Question

A mass $m$ moves with a velocity $v$ and collides inelastically with another identical mass. After collision, the $1^{st}$ mass moves with velocity $3v$ in a direction perpendicular to the initial direction of motion. Find the speed of the $2^{nd}$ mass after collision.

• A. $v$
• B. $\sqrt{3}v$
• C. $\frac{v}{\sqrt{3}}$
• D. $\frac{2v}{\sqrt{3}}$

Answer 1

The correct option is D $\frac{2v}{\sqrt{3}}$

Hint: “Conservation of linear momentum”

Formula used:

$P_i=P_f$

$v=\sqrt{v_x^2+v_y^2}$

Solution:

In the collision, the momentum is conserved.

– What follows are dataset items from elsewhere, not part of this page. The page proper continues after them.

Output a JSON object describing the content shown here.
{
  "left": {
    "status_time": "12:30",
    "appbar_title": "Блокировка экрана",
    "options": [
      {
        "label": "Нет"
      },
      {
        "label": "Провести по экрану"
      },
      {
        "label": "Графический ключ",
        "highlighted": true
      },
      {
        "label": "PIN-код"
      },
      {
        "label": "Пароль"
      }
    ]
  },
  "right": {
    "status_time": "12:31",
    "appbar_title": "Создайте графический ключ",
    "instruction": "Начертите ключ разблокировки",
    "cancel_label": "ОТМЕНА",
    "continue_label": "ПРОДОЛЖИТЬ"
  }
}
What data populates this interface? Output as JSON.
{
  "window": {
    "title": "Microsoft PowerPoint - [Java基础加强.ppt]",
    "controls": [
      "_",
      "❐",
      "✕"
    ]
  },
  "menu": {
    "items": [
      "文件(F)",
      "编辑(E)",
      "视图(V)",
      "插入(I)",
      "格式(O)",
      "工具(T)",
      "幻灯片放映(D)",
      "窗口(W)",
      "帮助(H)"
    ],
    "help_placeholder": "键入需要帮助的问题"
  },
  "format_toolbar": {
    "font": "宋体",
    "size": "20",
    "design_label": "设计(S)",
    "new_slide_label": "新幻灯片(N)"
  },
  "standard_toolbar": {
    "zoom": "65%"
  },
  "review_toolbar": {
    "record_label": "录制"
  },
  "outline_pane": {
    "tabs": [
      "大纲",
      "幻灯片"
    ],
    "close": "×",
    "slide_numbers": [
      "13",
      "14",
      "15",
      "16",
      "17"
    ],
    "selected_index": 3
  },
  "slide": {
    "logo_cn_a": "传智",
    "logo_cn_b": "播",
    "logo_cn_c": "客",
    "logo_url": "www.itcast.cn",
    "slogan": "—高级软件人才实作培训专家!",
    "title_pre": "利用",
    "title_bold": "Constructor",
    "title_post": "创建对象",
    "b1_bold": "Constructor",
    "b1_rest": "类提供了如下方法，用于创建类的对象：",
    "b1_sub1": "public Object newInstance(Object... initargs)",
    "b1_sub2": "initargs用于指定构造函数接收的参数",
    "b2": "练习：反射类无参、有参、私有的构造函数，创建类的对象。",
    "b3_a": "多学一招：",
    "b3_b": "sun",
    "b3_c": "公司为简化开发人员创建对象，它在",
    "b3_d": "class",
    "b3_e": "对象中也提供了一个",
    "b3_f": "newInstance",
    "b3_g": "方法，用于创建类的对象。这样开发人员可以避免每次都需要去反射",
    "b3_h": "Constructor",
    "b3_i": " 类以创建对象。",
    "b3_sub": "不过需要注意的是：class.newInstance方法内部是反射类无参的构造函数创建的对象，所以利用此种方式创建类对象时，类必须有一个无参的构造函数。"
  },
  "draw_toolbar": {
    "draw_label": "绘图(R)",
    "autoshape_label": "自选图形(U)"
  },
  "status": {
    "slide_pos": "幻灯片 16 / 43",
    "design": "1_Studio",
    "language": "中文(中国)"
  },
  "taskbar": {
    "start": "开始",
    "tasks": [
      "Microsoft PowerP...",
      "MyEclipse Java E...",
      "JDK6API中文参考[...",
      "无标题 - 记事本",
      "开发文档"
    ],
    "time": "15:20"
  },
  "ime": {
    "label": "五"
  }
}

Before the collision momentum is along the $x-axis,$ after the collision, the resultant momentum should be along the $x-axis,$ for this the second particle should move at some angle with the $x-axis.$ Here, the momentum should be conserved in the $x-$ and $y-$directions separately.

Momentum conservation:
$x-axis:mv=mV\cos \theta$
$\Rightarrow V\cos \theta =v$
$y-axis:0=m\frac{v}{\sqrt{3}}-mV\sin \theta$
$\Rightarrow V\sin \theta =\frac{v}{\sqrt{3}}$
$V=\sqrt{{\left(V\sin \theta \right)}^2+{\left(V\cos \theta \right)}^2}=\frac{2v}{\sqrt{3}}$

Final Answer: (a).